Loving your neighbor requires that you get outside yourself. You have to sidestep your bubble of life and extend your reach beyond your daily task list. I think we get so caught up in our “busy,” our “hurry,” our “need,” that we don’t see each other sometimes. Sure our eyes generally register that another human being is somewhere within the vicinity of our sight. But. We’ve got to start seeing each other. We’ve got to start looking the people in front of us in the eye, and seek to understand what’s behind the blue, or the brown, or the green. We’ve got to push the edges of our spheres out a bit and position ourselves inside opportunities to love another soul.

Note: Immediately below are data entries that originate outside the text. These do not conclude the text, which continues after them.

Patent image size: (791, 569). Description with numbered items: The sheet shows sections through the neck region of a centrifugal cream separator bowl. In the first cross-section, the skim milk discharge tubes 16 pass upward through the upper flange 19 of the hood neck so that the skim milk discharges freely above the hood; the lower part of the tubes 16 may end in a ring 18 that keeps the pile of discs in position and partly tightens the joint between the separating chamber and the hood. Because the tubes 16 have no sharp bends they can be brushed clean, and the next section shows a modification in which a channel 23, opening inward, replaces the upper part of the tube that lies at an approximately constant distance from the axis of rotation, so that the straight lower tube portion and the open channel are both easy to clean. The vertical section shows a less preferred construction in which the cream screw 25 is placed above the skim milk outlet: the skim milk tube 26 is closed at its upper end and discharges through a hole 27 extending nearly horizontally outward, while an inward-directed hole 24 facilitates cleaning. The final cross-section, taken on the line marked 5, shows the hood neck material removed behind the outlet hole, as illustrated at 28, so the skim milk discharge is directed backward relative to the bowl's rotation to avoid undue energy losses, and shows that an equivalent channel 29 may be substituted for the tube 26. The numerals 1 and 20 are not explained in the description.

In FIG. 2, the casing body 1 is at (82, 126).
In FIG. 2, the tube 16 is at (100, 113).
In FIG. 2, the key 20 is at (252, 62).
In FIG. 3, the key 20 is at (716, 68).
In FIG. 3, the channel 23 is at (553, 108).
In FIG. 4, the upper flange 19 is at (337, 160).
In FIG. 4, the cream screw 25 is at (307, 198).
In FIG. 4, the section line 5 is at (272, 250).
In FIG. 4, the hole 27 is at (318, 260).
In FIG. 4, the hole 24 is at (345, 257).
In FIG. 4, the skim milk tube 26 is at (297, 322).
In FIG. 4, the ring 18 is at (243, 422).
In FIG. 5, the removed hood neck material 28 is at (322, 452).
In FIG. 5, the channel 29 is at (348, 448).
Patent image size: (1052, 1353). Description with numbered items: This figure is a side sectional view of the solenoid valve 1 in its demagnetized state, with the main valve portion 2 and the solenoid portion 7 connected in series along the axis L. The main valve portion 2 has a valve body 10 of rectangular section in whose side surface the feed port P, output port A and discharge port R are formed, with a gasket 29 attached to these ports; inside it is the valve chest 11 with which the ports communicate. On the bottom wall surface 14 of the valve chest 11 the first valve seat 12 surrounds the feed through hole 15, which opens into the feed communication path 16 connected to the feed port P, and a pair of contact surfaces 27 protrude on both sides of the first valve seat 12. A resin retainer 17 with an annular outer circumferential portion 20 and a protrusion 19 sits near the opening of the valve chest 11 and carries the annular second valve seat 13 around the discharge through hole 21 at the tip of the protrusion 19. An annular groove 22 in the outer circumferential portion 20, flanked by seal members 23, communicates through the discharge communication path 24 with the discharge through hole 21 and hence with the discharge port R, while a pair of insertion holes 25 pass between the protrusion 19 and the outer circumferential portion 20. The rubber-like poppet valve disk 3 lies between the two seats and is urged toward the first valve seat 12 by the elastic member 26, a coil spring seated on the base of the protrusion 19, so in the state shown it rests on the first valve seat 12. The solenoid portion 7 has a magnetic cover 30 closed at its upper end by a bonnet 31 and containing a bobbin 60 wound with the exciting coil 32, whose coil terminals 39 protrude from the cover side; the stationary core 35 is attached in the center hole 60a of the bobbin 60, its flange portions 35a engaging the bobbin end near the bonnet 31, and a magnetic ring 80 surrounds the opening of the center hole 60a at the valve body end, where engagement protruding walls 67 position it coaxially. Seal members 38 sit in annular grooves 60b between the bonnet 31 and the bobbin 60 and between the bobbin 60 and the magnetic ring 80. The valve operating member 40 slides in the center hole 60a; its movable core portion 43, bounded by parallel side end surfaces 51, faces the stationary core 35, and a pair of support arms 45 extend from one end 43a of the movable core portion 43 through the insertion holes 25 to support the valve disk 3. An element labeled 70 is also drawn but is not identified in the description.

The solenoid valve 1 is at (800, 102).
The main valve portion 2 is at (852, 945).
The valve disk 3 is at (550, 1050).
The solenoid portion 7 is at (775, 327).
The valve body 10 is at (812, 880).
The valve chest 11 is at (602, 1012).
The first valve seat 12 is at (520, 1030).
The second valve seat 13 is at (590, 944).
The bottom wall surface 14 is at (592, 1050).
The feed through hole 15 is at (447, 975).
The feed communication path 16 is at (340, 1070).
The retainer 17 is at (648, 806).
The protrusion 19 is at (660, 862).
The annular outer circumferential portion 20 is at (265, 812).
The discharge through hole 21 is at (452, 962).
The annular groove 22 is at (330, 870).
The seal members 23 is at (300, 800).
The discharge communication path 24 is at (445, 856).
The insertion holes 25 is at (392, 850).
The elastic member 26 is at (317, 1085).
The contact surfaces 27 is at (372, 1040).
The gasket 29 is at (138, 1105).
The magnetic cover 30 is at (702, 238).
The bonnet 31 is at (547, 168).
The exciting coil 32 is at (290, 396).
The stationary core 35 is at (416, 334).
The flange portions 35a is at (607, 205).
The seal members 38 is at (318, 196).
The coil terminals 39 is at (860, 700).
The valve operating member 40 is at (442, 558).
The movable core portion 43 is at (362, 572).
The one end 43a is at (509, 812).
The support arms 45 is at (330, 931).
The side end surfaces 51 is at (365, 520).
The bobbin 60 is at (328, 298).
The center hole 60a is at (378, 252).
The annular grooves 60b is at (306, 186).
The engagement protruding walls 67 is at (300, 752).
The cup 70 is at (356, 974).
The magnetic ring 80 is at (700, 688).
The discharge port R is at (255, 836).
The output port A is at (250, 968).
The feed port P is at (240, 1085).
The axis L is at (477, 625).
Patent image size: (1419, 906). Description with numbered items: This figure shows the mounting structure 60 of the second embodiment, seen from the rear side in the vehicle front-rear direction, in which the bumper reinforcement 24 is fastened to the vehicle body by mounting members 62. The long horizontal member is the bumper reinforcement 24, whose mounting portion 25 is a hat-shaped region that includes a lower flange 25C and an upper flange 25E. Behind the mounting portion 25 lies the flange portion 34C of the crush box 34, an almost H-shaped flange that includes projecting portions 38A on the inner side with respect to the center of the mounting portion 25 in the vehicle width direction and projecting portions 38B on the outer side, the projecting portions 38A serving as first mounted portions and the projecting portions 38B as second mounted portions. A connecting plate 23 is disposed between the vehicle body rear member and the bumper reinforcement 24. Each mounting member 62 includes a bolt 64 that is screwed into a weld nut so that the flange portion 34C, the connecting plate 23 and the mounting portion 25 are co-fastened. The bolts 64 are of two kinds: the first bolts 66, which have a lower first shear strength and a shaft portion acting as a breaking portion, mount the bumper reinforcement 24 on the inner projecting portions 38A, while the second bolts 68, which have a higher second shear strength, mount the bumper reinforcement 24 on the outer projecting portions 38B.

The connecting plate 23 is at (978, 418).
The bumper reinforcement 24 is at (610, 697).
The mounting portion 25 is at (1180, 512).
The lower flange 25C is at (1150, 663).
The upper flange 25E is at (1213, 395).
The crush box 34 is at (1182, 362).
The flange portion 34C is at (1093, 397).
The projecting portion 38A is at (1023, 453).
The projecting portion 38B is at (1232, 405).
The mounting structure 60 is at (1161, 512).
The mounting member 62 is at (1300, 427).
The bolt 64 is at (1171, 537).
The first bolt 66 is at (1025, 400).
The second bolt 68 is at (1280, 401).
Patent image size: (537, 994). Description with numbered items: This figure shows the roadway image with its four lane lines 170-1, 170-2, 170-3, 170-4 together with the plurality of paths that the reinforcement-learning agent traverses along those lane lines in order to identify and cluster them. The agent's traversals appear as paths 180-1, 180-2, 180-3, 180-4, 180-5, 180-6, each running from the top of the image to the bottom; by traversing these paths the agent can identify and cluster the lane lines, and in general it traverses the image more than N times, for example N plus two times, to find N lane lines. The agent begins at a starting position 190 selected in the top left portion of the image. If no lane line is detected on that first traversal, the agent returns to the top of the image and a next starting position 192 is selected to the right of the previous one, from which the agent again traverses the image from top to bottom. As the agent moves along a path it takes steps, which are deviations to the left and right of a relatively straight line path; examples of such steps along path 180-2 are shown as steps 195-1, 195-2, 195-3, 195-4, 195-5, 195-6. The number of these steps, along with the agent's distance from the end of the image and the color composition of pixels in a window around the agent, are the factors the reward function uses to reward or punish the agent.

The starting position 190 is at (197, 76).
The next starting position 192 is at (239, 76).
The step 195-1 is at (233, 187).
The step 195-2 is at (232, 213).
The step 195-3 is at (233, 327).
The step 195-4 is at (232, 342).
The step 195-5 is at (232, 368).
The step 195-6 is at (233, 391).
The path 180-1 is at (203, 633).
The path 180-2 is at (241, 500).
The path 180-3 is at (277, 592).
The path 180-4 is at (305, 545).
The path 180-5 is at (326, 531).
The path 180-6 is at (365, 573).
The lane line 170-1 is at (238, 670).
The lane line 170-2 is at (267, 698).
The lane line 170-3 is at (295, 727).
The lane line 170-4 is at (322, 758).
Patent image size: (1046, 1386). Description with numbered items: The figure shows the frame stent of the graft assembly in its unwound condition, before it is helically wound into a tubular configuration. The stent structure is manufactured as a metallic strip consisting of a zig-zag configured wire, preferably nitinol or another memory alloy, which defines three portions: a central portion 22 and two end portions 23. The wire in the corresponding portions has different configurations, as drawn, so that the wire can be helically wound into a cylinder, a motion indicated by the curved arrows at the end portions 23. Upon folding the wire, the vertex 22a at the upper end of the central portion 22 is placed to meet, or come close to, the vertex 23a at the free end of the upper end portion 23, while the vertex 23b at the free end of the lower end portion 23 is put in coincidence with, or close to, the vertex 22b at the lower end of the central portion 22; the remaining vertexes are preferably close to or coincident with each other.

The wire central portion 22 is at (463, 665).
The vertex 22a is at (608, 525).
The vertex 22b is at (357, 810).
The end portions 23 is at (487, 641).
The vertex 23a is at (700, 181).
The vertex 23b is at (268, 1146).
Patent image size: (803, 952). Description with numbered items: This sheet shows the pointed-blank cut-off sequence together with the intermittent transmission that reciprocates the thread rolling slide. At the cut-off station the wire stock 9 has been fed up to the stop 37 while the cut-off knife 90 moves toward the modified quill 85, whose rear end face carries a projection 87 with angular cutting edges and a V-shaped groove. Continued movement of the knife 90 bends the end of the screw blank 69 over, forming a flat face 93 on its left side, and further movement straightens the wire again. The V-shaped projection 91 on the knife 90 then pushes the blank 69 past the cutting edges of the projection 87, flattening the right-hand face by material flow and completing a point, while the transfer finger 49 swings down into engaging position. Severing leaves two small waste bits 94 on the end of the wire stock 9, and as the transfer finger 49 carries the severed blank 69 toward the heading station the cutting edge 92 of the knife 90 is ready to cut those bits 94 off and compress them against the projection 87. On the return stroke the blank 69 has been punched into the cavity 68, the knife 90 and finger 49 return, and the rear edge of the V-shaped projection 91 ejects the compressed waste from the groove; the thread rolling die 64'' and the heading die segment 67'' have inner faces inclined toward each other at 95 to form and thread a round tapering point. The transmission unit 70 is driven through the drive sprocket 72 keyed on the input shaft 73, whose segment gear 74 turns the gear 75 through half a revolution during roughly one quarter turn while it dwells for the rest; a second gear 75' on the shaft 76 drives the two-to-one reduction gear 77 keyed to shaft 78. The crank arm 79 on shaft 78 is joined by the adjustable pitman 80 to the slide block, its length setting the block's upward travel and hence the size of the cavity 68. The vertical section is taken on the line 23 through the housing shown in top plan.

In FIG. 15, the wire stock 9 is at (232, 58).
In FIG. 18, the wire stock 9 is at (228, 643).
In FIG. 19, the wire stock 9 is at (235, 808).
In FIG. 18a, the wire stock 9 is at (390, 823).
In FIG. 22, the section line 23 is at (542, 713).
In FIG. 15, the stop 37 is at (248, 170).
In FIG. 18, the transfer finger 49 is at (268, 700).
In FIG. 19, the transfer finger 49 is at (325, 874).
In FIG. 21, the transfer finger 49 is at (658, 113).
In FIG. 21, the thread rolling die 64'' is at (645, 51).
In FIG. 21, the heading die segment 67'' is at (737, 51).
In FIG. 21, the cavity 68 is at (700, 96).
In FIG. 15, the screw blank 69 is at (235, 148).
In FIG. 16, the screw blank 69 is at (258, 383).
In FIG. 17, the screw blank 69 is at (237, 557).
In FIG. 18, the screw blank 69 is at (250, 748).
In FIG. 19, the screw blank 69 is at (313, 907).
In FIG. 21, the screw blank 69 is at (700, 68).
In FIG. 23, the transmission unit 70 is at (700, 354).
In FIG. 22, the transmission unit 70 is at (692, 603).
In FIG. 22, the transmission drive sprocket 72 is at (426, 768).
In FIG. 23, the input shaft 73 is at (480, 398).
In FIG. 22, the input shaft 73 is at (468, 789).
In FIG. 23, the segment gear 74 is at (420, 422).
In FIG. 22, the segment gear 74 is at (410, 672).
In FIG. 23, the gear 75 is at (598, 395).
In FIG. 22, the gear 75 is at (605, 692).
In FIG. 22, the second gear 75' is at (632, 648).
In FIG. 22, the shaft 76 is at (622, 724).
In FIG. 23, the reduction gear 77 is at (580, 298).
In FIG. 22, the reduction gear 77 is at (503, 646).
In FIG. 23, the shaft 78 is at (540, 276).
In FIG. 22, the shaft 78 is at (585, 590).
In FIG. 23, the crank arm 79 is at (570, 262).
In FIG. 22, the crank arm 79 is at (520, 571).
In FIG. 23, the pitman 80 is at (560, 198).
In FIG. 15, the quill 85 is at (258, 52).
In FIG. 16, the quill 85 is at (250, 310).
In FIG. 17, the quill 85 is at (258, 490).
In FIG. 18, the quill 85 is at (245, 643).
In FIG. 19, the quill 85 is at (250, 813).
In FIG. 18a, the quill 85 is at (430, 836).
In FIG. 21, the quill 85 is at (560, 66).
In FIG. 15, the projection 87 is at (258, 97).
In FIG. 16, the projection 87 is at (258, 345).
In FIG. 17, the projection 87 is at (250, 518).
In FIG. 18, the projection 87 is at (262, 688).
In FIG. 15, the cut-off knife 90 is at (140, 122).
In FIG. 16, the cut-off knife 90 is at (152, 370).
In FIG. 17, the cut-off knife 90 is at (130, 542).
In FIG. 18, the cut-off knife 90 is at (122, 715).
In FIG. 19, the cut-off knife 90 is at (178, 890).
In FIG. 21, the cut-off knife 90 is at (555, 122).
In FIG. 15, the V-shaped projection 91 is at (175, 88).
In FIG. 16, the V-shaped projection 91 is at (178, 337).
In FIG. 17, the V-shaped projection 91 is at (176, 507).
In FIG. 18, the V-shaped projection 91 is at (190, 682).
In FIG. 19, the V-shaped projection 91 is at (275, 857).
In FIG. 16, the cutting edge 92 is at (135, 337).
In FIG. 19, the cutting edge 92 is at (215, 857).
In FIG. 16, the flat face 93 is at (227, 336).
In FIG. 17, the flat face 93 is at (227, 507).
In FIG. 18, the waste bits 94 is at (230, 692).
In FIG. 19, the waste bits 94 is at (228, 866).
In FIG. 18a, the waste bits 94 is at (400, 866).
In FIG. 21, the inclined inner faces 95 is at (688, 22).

Loving your neighbor is easier when you know their story. Each of us is a vast library of collected works. We are chapters upon chapters of events and experiences and education. Some good. Some bad. Some happy. Some sad. And the sum of those stories equals our “why’s” for doing what we do, acting the way we act, thinking the way we think, and saying the things we say. But I have learned that love comes more easily and swiftly when you know those stories. Because the stories bring understanding. And understanding brings compassion. Yes. Loving someone is easier when you know their story.
Loving your neighbor is impossible without extending grace. No one is perfect. People don’t always say what you’d wish they’d say, or do what you wish they’d do. Sometimes they say hurtful things. Sometimes they say stupid things. Sometimes they don’t say anything—when they probably ought to. But. People are human. People forget. People don’t always know. So perhaps a better response to those disappointments or frustrations or annoyances is to simply give someone the benefit of the doubt. To remember that we’re all just trying to do our best. That sometimes our best comes out a mess. And just extend grace.
At the end of the lesson, the teacher made a passing comment that I think went mostly unnoticed, but was perhaps the most profound sentiment of the class. She said, “God makes amazing people.”
And I think she’s right.
God does make amazing people. And to love them is not just a commandment. It is a privilege.